Ребенок отнюдь не был преждевременно развит; в полтора года он говорил лишь немного понятных слов, а кроме того, испускал несколько имевших для него смысл звуков, которые понимались окружающими. Но он был в добром контакте с родителями и единственной прислугой, и его хвалили как «хорошего мальчика». Он не беспокоил родителей в ночное время, добросовестно исполнял приказания не трогать известных вещей и не ходить в известные помещения и, прежде всего, никогда не плакал, когда мать уходила на несколько часов, хотя нежно был к ней привязан. Мать не только выкормила его грудью, но и вообще ухаживала за ним без посторонней помощи. У этого хорошего, послушного мальчика была все же одна неприятная привычка, а именно: забрасывать в угол комнаты, под кровать и т. д. все маленькие вещи, которые ему удалось схватить; и собирание его игрушек было делом нелегким. При этом он с выражением интереса и удовольствия произносил протяжное «о-о-о», которое, по общему мнению родителей и наблюдателей, было не междометием, а означало «вон, прочь». Я в конце концов заметил, что это – игра и что ребенок пользуется всеми своими игрушками только для того, чтобы играть в «ушли». Однажды я сделал одно наблюдение, которое подтвердило мои догадки. У ребенка была деревянная катушка, к которой была привязана веревочка. Ему никогда не приходило в голову возить ее по полу позади себя, т. е. играть с ней в тележку, но, держа катушку за веревку, он с большим искусством перебрасывал ее за край своей кроватки, так что она там исчезала, говорил при этом свое многозначительное «о-о-о» и затем за веревочку снова вытаскивал ее из-под кровати, но теперь ее появление приветствовал радостным «вот». В этом и заключалась вся игра – исчезновение и появление снова. Виден был обычно только первый акт, и этот акт сам по себе неутомимо повторялся как игра, хотя больше удовольствия, несомненно, доставлял второй акт[3].

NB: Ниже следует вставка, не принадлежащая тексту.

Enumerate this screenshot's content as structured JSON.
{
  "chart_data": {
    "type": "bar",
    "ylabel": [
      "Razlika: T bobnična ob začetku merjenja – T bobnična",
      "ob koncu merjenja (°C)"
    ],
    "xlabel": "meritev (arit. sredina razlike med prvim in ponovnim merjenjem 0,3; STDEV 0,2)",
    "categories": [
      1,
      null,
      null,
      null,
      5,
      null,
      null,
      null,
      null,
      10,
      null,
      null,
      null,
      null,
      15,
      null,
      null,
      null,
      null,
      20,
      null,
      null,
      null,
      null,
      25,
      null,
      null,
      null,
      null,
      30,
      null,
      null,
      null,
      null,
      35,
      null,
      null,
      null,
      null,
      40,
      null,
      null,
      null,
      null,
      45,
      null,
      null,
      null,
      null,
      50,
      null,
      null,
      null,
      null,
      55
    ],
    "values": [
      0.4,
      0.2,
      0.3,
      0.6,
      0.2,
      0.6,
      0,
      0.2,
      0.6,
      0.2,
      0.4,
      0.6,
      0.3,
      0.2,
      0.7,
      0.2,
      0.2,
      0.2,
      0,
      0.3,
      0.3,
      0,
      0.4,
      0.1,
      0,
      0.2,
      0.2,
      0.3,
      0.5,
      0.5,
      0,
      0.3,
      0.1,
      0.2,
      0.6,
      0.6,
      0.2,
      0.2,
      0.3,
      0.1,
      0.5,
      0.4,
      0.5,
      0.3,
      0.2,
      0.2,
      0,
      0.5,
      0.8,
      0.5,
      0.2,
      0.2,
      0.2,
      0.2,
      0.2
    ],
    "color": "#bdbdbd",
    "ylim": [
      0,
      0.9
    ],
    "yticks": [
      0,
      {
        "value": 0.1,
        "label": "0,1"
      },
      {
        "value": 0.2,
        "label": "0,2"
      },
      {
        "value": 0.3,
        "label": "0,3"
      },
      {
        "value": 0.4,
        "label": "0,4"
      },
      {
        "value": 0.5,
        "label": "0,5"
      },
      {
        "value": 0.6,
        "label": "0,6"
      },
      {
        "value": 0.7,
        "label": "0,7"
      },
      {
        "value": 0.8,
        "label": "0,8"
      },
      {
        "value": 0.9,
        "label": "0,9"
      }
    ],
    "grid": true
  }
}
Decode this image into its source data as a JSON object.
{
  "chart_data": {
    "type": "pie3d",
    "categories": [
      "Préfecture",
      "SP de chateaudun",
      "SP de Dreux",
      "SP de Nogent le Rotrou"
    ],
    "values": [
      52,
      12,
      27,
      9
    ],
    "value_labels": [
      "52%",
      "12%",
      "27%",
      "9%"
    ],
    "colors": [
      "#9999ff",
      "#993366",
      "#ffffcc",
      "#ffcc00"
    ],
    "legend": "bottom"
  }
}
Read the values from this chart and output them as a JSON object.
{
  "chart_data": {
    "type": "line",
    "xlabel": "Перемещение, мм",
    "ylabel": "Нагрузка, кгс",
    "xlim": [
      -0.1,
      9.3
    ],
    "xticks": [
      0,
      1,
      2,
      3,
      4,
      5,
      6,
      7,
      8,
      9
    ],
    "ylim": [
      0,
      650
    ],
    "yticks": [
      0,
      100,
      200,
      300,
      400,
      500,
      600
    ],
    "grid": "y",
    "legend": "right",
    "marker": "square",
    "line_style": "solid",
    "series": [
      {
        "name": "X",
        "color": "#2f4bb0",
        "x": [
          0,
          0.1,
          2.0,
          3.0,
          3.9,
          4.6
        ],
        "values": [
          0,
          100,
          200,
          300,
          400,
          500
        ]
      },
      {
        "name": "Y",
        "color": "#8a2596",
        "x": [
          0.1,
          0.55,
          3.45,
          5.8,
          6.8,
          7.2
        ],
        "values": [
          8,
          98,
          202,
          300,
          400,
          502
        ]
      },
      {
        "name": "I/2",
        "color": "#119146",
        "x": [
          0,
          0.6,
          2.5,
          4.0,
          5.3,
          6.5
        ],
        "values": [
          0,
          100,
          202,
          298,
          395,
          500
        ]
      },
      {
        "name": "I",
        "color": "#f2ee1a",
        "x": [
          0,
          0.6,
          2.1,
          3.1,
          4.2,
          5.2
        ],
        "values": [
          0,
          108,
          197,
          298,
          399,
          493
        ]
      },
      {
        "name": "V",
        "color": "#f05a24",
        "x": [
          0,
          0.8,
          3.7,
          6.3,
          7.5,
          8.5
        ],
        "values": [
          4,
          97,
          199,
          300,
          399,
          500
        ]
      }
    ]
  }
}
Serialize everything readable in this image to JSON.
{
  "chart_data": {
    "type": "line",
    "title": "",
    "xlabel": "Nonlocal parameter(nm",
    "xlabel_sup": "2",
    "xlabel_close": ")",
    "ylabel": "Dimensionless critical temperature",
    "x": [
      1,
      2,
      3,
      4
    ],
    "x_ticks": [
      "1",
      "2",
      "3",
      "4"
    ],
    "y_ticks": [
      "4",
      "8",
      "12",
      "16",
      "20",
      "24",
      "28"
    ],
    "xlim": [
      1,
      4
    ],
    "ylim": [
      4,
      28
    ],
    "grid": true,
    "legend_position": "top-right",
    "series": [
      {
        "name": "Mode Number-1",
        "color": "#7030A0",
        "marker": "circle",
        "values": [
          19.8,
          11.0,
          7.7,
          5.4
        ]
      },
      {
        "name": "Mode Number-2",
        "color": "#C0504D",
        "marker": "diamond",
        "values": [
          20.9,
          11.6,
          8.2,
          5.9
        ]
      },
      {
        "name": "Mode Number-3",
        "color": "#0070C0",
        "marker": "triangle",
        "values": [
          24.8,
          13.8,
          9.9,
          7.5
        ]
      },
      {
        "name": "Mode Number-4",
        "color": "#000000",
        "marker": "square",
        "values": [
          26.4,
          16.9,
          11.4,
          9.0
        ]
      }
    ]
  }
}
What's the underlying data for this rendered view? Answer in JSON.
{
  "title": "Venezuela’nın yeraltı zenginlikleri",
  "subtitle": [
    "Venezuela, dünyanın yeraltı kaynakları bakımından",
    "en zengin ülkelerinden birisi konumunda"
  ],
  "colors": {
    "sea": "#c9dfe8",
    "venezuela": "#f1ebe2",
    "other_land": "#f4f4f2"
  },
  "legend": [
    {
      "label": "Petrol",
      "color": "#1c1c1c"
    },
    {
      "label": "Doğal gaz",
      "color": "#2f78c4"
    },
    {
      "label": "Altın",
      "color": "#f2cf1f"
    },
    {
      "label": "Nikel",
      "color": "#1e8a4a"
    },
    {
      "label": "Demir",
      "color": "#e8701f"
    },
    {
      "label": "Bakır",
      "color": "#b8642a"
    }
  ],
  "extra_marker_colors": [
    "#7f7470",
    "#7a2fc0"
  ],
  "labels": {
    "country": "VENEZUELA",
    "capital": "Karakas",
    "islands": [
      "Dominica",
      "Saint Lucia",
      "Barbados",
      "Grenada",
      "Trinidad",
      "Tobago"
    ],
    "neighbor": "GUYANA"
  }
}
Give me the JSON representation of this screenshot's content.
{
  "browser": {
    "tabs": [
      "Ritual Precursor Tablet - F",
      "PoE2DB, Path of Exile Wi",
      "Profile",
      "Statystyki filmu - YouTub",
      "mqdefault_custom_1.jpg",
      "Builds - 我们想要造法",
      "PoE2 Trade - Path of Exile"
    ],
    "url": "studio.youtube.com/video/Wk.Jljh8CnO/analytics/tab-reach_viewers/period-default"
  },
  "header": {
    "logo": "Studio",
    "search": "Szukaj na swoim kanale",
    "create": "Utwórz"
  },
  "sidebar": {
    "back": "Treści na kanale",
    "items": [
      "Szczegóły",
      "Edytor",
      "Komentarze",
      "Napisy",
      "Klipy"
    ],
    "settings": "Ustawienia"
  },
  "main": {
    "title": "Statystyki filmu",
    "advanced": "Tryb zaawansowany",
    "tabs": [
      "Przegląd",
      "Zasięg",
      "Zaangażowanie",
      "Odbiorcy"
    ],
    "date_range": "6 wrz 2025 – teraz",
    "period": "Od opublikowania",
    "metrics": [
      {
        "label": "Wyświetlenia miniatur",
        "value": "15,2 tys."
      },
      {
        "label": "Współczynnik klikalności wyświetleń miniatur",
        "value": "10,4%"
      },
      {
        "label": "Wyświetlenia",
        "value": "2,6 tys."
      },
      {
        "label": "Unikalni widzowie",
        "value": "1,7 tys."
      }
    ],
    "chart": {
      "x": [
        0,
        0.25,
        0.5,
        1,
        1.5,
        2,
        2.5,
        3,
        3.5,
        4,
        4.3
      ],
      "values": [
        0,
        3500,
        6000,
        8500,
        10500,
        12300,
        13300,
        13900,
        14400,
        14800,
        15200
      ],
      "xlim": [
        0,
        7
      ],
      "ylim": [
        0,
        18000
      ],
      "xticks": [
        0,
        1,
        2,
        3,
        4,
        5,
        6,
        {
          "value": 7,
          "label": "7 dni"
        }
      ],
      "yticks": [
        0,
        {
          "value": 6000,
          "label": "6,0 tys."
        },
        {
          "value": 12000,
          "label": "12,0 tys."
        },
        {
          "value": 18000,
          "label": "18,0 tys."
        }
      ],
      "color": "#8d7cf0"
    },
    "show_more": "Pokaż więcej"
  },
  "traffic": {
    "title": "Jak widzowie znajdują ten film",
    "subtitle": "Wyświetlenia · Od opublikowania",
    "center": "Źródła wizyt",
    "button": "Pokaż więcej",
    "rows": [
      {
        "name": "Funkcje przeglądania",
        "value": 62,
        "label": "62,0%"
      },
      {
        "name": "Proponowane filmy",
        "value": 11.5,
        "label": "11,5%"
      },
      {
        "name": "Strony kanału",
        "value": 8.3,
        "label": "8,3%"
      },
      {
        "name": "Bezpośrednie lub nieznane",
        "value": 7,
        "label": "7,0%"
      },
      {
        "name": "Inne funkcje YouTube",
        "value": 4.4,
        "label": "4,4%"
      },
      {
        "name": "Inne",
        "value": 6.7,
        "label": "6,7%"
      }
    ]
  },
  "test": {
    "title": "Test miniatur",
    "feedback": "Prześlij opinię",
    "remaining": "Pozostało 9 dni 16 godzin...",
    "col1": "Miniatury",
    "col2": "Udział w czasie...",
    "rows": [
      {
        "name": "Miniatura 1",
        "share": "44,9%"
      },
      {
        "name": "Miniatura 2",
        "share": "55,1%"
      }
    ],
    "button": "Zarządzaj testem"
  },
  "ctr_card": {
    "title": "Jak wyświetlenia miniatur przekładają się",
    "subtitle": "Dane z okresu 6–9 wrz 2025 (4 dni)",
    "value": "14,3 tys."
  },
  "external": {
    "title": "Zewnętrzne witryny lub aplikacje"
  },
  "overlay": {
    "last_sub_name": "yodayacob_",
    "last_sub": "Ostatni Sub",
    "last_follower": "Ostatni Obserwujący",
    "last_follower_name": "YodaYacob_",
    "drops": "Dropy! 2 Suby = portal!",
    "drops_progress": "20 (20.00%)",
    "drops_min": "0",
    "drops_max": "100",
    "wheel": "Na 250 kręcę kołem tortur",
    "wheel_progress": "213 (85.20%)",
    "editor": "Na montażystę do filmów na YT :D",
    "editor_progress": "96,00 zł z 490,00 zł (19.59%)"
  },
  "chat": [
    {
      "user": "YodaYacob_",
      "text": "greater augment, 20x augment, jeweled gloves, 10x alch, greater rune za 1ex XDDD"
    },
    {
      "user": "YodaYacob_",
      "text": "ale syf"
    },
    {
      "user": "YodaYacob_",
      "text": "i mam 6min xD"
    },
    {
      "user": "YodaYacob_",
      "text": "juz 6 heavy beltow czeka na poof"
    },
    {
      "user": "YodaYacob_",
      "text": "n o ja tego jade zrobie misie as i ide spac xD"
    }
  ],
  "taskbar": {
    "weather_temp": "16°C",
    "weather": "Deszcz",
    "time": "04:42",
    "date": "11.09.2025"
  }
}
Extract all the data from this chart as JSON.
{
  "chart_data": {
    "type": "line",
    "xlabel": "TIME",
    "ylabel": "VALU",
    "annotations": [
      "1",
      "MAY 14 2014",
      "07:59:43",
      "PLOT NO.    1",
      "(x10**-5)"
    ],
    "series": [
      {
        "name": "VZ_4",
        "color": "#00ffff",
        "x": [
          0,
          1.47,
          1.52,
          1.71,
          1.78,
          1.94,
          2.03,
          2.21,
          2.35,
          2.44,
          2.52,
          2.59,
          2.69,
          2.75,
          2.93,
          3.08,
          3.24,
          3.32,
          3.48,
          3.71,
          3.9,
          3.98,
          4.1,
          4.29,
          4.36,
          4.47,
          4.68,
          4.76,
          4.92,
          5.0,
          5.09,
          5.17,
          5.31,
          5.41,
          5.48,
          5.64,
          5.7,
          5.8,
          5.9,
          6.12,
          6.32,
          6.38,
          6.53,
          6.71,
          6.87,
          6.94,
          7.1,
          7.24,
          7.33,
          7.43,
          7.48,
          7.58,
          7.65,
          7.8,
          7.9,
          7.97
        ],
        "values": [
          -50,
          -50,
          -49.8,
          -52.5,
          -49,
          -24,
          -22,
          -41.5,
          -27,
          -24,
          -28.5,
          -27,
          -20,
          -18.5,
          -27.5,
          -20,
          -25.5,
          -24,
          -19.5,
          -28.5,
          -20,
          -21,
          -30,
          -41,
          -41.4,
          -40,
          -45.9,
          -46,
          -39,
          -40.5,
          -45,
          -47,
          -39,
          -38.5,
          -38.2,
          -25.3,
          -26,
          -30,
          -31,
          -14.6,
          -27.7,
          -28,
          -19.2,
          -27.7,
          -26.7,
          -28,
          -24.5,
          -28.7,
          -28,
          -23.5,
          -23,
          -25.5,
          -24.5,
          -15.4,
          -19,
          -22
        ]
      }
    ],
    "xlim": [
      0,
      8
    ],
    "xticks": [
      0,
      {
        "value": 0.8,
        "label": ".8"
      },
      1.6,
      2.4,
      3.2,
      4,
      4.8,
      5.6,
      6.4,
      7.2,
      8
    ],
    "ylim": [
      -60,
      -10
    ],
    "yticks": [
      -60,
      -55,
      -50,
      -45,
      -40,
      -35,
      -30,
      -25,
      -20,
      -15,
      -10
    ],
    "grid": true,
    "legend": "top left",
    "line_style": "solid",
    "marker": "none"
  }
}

Теперь легко было объяснить смысл игры. Она была связана с большим культурным достижением ребенка: с подавлением инстинкта (отказом от удовлетворения инстинкта), т. е. с тем, что он не сопротивлялся, когда мать уходила. Но он как бы вознаграждал себя за это тем, что сам инсценировал то же самое исчезновение и возвращение с доступными ему предметами. Для аффективной оценки этой игры, конечно, безразлично, изобрел ли ее сам ребенок или усвоил ее благодаря какому-нибудь стимулирующему моменту. Наш интерес привлекает другой пункт. Уход матери едва ли был ребенку приятен или хотя бы безразличен. Как же согласуется с принципом наслаждения то обстоятельство, что ребенок повторяет это мучительное для него переживание как игру? Может быть, захочется ответить, что уход должен быть сыгран как предварительное условие для радостного возвращения, что в этом последнем и заключается собственный замысел игры. Но этому противоречило бы наблюдение, что первый акт – исчезновение – инсценировался как игра сама по себе, и притом несравненно чаще, чем вся игра, доведенная до приятного конца.
Анализ такого единичного случая не дает достоверного решения; при непредвзятом взгляде получается впечатление, что ребенок превратил свое переживание в игру по совсем другим мотивам. В этом переживании ребенку доставалась пассивная роль, он должен был что-то пережить; затем он ставит себя в активное положение и повторяет то же переживание как игру, несмотря на то, что оно неприятно. Это стремление можно было бы объяснить как инстинкт власти, который не зависит от того, было ли воспоминание само по себе приятно или нет. Но можно предположить и другое толкование: бросание предмета так, что он исчезал, могло бы быть удовлетворением подавленного в жизни чувства мести, обращенного на мать за то, что она уходила от ребенка, оно могло бы иметь упрямое значение: «Да, уходи, уходи! Ты мне не нужна – я сам тебя отсылаю». Этот же ребенок, которого я наблюдал за его первой игрой, когда ему было полтора года, через год бросал на пол игрушку, на которую сердился, и говорил: «Уходи на войну». До этого ему рассказали, что отец ушел на войну, и он нисколько не сожалел об его отсутствии, а, наоборот, чрезвычайно ясно показывал, что он и впредь хочет оставаться наедине с матерью[4]. Мы знаем и о других детях, которые подобные враждебные чувства к людям выражали бросанием предметов[5]. Если наблюдается порыв, имеющий целью психически переработать какое-либо сильное впечатление, вполне овладеть им, то мы сомневаемся, может ли такой порыв выражаться первично и независимо от принципа наслаждения. В случае, который мы здесь обсуждаем, ребенок, может быть, повторял неприятное впечатление игрой в него только потому, что с этим повторением было связано прямое наслаждение иного рода.